I would also argue that when we think we have it all, we suddenly realize that we really didn't. I think this whole "have it all" business is a bunch of hogwash.
I think we need to stop talking about "having it all" and start making it easier for people to balance what they do have. Our workplaces should have more family friendly policies for both men and women so that they don't have to choose 100% career or 100% family. For those who concentrate on their career, they should still be able to work remotely, take time for doctors appointments, etc. We need to concentrate more on quality of work rather than quantity. If you can get all of your work done in 6 hours and take 2 hours for your child's doctor appointment, what is the problem? How does this hurt the company or productivity? Similarly, for people who choose to concentrate on their family, we should help them keep their professional skills up to date so that they can reenter the workforce if need be, as well as not automatically discarding any applicant who has been a SAH parent for the last few years and instead maybe considering them based on their skills and abilities rather than whether they fit a prescribed mold of what an employee's resume *should* look like.
Hallelujah and holy shit!
(That means yes, I agree) Fuck this live to work mentality. It's not helping production or GDP.

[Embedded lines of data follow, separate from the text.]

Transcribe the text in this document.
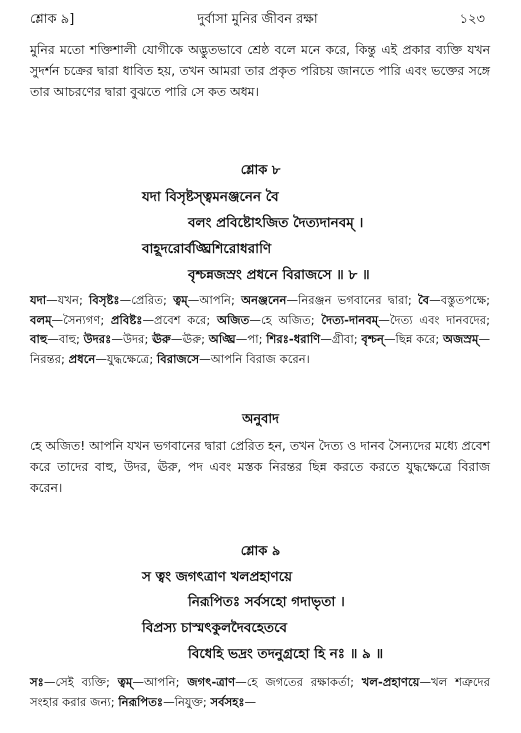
শ্লোক ৯]	দুর্বাসা মুনির জীবন রক্ষা	১২৩

মুনির মতো শক্তিশালী যোগীকে অদ্ভুতভাবে শ্রেষ্ঠ বলে মনে করে, কিন্তু এই প্রকার ব্যক্তি যখন সুদর্শন চক্রের দ্বারা ধাবিত হয়, তখন আমরা তার প্রকৃত পরিচয় জানতে পারি এবং ভক্তের সঙ্গে তার আচরণের দ্বারা বুঝতে পারি সে কত অধম।

শ্লোক ৮

যদা বিসৃষ্টস্ত্বমনঞ্জনেন বৈ

বলং প্রবিষ্টোঽজিত দৈত্যদানবম্ ।

বাহূদরোর্বঙ্ঘ্রিশিরোধরাণি

বৃশ্চন্নজস্রং প্রধনে বিরাজসে ॥ ৮ ॥

যদা—যখন; বিসৃষ্টঃ—প্রেরিত; ত্বম্—আপনি; অনঞ্জনেন—নিরঞ্জন ভগবানের দ্বারা; বৈ—বস্তুতপক্ষে; বলম্—সৈন্যগণ; প্রবিষ্টঃ—প্রবেশ করে; অজিত—হে অজিত; দৈত্য-দানবম্—দৈত্য এবং দানবদের; বাহু—বাহু; উদরঃ—উদর; ঊরু—ঊরু; অঙ্ঘ্রি—পা; শিরঃ-ধরাণি—গ্রীবা; বৃশ্চন্—ছিন্ন করে; অজস্রম্—নিরন্তর; প্রধনে—যুদ্ধক্ষেত্রে; বিরাজসে—আপনি বিরাজ করেন।

অনুবাদ

হে অজিত! আপনি যখন ভগবানের দ্বারা প্রেরিত হন, তখন দৈত্য ও দানব সৈন্যদের মধ্যে প্রবেশ করে তাদের বাহু, উদর, ঊরু, পদ এবং মস্তক নিরন্তর ছিন্ন করতে করতে যুদ্ধক্ষেত্রে বিরাজ করেন।

শ্লোক ৯

স ত্বং জগৎত্রাণ খলপ্রহাণয়ে

নিরূপিতঃ সর্বসহো গদাভৃতা ।

বিপ্রস্য চাস্মৎকুলদৈবহেতবে

বিধেহি ভদ্রং তদনুগ্রহো হি নঃ ॥ ৯ ॥

সঃ—সেই ব্যক্তি; ত্বম্—আপনি; জগৎ-ত্রাণ—হে জগতের রক্ষাকর্তা; খল-প্রহাণয়ে—খল শত্রুদের সংহার করার জন্য; নিরূপিতঃ—নিযুক্ত; সর্বসহঃ—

If women would stop navel gazing about how we don't "have it all" (as if that concept even exists, for ANYONE, ffs) maybe we could actually spend that energy making society better for women (and men too if we're feeling generous).
But all this hand wringing about not having it all makes me want to bang my head on my desk.
If women would stop navel gazing about how we don't "have it all" (as if that concept even exists, for ANYONE, ffs) maybe we could actually spend that energy making society better for women (and men too if we're feeling generous).
But all this hand wringing about not having it all makes me want to bang my head on my desk.
If women would stop navel gazing about how we don't "have it all" (as if that concept even exists, for ANYONE, ffs) maybe we could actually spend that energy making society better for women (and men too if we're feeling generous).
But all this hand wringing about not having it all makes me want to bang my head on my desk.
Seriously.
Did y'all actually read the article? Because I thought that she addressed what you're saying pretty well.
If women would stop navel gazing about how we don't "have it all" (as if that concept even exists, for ANYONE, ffs) maybe we could actually spend that energy making society better for women (and men too if we're feeling generous).
But all this hand wringing about not having it all makes me want to bang my head on my desk.
Actually I think this is kind of what the article is eluding to. there is no such thing and we are only doing ourselves a disservice to continue thinking that if only x, y, or z were in place we could get there.